नृत्यवादित्रगीतानि जुषन् ग्राम्याणि योषिताम् ।
आसां क्रीडनको वश्य ऋष्यश‍ृङ्गो मृगीसुत: ॥ १८ ॥


juṣan grāmyāṇi yoṣitām
āsāṁ krīḍanako vaśya
ṛṣyaśṛṅgo mṛgī-sutaḥ


nṛtya — dancing; vāditra — musical performance; gītāni — songs; juṣan — cultivating; grāmyāni — related to sense gratification; yoṣitām — of women; āsām — of them; krīḍanakaḥ — a plaything; vaśyaḥ — fully controlled; ṛṣya-śṛṅgaḥ — the sage Ṛṣyaśṛṅga; mṛgī-sutaḥ — the son of a deer.


Becoming attracted to the worldly singing, dancing and musical entertainment of beautiful women, even the great sage Ṛṣyaśṛṅga, the son of a deer, fell totally under their control, just like a pet animal.

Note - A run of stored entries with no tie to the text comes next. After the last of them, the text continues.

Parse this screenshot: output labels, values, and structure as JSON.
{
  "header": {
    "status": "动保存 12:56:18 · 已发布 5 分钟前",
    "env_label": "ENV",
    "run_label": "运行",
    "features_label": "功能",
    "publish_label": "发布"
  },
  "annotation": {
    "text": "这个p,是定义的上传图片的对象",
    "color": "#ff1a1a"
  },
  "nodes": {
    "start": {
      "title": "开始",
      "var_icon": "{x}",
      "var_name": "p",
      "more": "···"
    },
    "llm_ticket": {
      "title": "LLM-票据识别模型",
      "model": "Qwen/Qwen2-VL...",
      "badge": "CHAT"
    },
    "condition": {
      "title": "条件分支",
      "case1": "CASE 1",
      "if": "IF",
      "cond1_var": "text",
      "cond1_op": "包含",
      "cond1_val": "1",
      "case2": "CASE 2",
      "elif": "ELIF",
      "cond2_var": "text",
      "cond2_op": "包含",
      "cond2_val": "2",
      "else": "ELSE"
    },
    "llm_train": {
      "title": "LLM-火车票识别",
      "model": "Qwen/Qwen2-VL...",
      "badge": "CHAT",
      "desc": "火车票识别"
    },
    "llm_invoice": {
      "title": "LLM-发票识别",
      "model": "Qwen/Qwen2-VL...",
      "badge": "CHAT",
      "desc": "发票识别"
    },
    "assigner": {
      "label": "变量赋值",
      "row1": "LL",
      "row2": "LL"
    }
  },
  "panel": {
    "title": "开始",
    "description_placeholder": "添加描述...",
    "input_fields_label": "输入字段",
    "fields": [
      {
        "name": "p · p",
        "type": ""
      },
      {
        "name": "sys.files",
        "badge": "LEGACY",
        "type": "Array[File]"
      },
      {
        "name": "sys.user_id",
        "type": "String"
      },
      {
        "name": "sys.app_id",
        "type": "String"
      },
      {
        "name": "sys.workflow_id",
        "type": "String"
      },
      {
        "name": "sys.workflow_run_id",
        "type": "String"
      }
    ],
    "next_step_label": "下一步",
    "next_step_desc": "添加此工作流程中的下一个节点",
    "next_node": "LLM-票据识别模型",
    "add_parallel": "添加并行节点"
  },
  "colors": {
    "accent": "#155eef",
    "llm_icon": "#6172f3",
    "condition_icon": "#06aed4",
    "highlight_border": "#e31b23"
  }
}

Ṛṣyaśṛṅga was intentionally brought up by his father in an atmosphere of complete innocence. The father thought that if his son were never exposed to the sight of women he would always remain a perfect brahmacārī. But by chance the inhabitants of the neighboring kingdom, who were suffering from a long-term drought, received divine advice that rain would return to their kingdom only after the brāhmaṇa named Ṛṣyaśṛṅga stepped foot in it. Therefore they sent beautiful women to Ṛṣyaśṛṅga’s hermitage to entice him and bring him back with them. Since Ṛṣyaśṛṅga had never even heard about women, he easily fell for their trap.

The name Ṛṣyaśṛṅga indicates that the young sage was born with a deerlike horn growing out of his forehead. If like the deer a ṛṣi becomes attracted to sweet musical sounds promising sense gratification, then like the deer he is quickly vanquished. A thoughtful person should humbly take instruction from the deer, who is doomed by attraction to musical sense gratification.